The successful work on massive MIMO has attracted a lot of international interest both in academia and in industry. Since the technology is a main candidate to be adopted in the next generation of wireless systems, 5G, we are cooperating with industrial partners both in Sweden and internationally to further develop the technology, to identify any possible bottlenecks and to establish best practice for how to apply and implement it. In January 2014 we started a new EU project, Massive MIMO for Efficient Transmission (MAMMOET), to take the technology from the lab to reality together with our partners: the research institute Imec in Belgium, the operator Telefonica in Spain, the Swedish systems provider Ericsson, the chip manufacturer Infineon and the coordinator Technikon in Austria and the universities of Linköping and Leuven, in Sweden and Belgium. We also cooperate with the originator of massive MIMO, Thomas Marzetta at Alcatel-Lucent Bell Labs in the US who is also in the advisory groups of both ELLIIT and MAMMOET.

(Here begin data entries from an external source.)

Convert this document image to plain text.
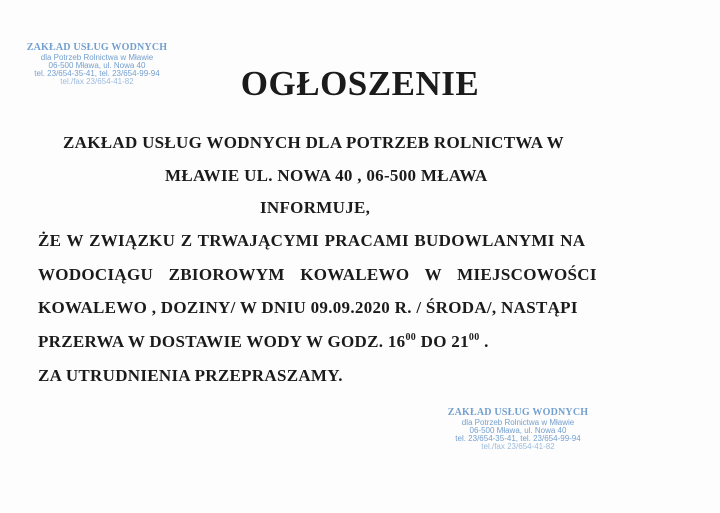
ZAKŁAD USŁUG WODNYCH
dla Potrzeb Rolnictwa w Mławie
06-500 Mława, ul. Nowa 40
tel. 23/654-35-41, tel. 23/654-99-94
tel./fax 23/654-41-82	OGŁOSZENIE
ZAKŁAD USŁUG WODNYCH DLA POTRZEB ROLNICTWA W
MŁAWIE UL. NOWA 40 , 06-500 MŁAWA
INFORMUJE,
ŻE W ZWIĄZKU Z TRWAJĄCYMI PRACAMI BUDOWLANYMI NA
WODOCIĄGU ZBIOROWYM KOWALEWO W MIEJSCOWOŚCI
KOWALEWO , DOZINY/ W DNIU 09.09.2020 R. / ŚRODA/, NASTĄPI
PRZERWA W DOSTAWIE WODY W GODZ. $16^{00}$ DO $21^{00}$ .
ZA UTRUDNIENIA PRZEPRASZAMY.
ZAKŁAD USŁUG WODNYCH
dla Potrzeb Rolnictwa w Mławie
06-500 Mława, ul. Nowa 40
tel. 23/654-35-41, tel. 23/654-99-94
tel./fax 23/654-41-82
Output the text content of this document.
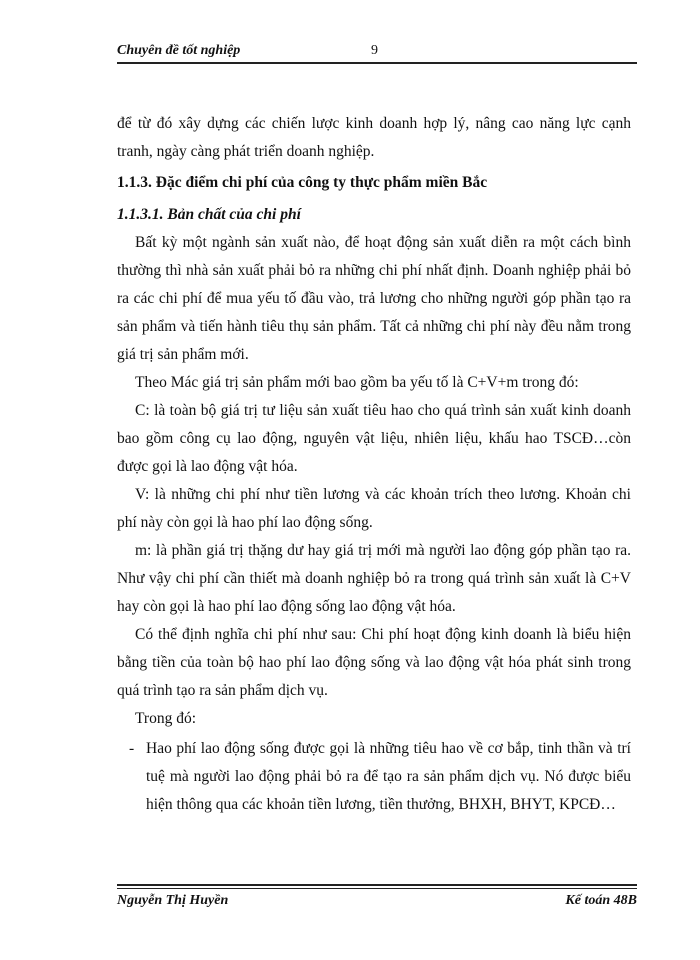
Chuyên đề tốt nghiệp	9

để từ đó xây dựng các chiến lược kinh doanh hợp lý, nâng cao năng lực cạnh tranh, ngày càng phát triển doanh nghiệp.

1.1.3. Đặc điểm chi phí của công ty thực phẩm miền Bắc

1.1.3.1. Bản chất của chi phí

Bất kỳ một ngành sản xuất nào, để hoạt động sản xuất diễn ra một cách bình thường thì nhà sản xuất phải bỏ ra những chi phí nhất định. Doanh nghiệp phải bỏ ra các chi phí để mua yếu tố đầu vào, trả lương cho những người góp phần tạo ra sản phẩm và tiến hành tiêu thụ sản phẩm. Tất cả những chi phí này đều nằm trong giá trị sản phẩm mới.

Theo Mác giá trị sản phẩm mới bao gồm ba yếu tố là C+V+m trong đó:

C: là toàn bộ giá trị tư liệu sản xuất tiêu hao cho quá trình sản xuất kinh doanh bao gồm công cụ lao động, nguyên vật liệu, nhiên liệu, khấu hao TSCĐ…còn được gọi là lao động vật hóa.

V: là những chi phí như tiền lương và các khoản trích theo lương. Khoản chi phí này còn gọi là hao phí lao động sống.

m: là phần giá trị thặng dư hay giá trị mới mà người lao động góp phần tạo ra. Như vậy chi phí cần thiết mà doanh nghiệp bỏ ra trong quá trình sản xuất là C+V hay còn gọi là hao phí lao động sống lao động vật hóa.

Có thể định nghĩa chi phí như sau: Chi phí hoạt động kinh doanh là biểu hiện bằng tiền của toàn bộ hao phí lao động sống và lao động vật hóa phát sinh trong quá trình tạo ra sản phẩm dịch vụ.

Trong đó:

- Hao phí lao động sống được gọi là những tiêu hao về cơ bắp, tinh thần và trí tuệ mà người lao động phải bỏ ra để tạo ra sản phẩm dịch vụ. Nó được biểu hiện thông qua các khoản tiền lương, tiền thưởng, BHXH, BHYT, KPCĐ…

Nguyễn Thị Huyền	Kế toán 48B
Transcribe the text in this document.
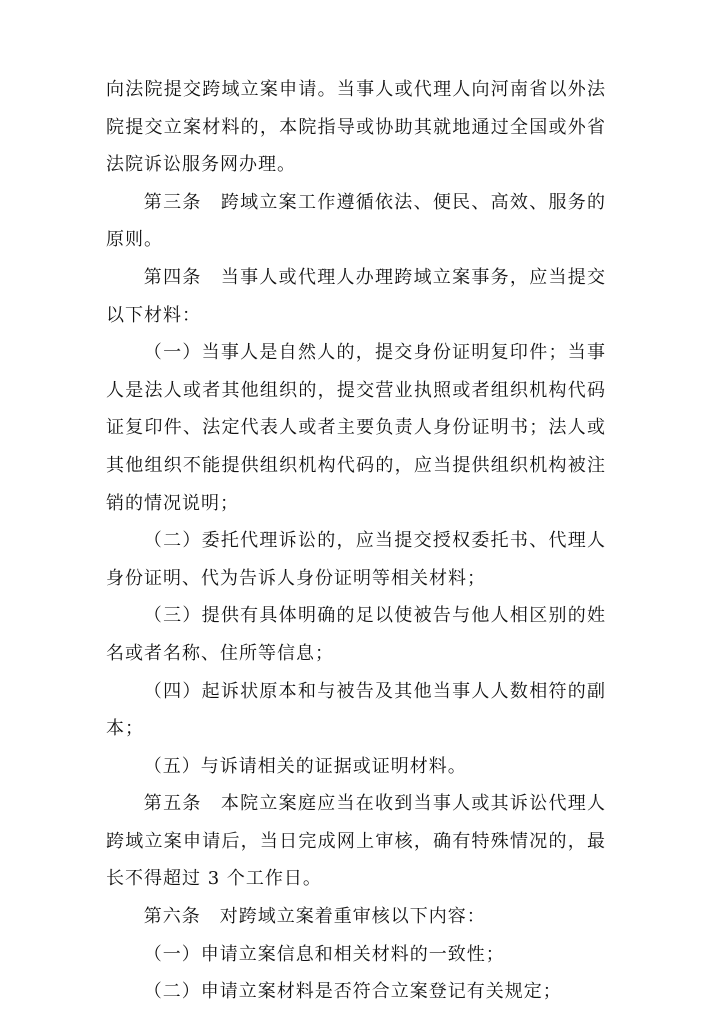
向法院提交跨域立案申请。当事人或代理人向河南省以外法院提交立案材料的，本院指导或协助其就地通过全国或外省法院诉讼服务网办理。

第三条　跨域立案工作遵循依法、便民、高效、服务的原则。

第四条　当事人或代理人办理跨域立案事务，应当提交以下材料：

（一）当事人是自然人的，提交身份证明复印件；当事人是法人或者其他组织的，提交营业执照或者组织机构代码证复印件、法定代表人或者主要负责人身份证明书；法人或其他组织不能提供组织机构代码的，应当提供组织机构被注销的情况说明；

（二）委托代理诉讼的，应当提交授权委托书、代理人身份证明、代为告诉人身份证明等相关材料；

（三）提供有具体明确的足以使被告与他人相区别的姓名或者名称、住所等信息；

（四）起诉状原本和与被告及其他当事人人数相符的副本；

（五）与诉请相关的证据或证明材料。

第五条　本院立案庭应当在收到当事人或其诉讼代理人跨域立案申请后，当日完成网上审核，确有特殊情况的，最长不得超过 3 个工作日。

第六条　对跨域立案着重审核以下内容：

（一）申请立案信息和相关材料的一致性；

（二）申请立案材料是否符合立案登记有关规定；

All in all, the promising initial results that we saw already in 2010 spurred us to take new initiatives and gather a critical mass for exploitation of this new technology in the field of ICT. The coherent multidisciplinary effort would probably not have taken place without the creation of the strategic research area, and this has enabled us to move many traditional research areas forward. Seen from an academic perspective, these efforts have already paid off in terms of reputation, publications, citations and new interesting research projects, and we are convinced that in the near future they will also pay off from an industrial perspective by keeping the Swedish telecommunications industry at a highly competitive level and opening up new opportunities for the future.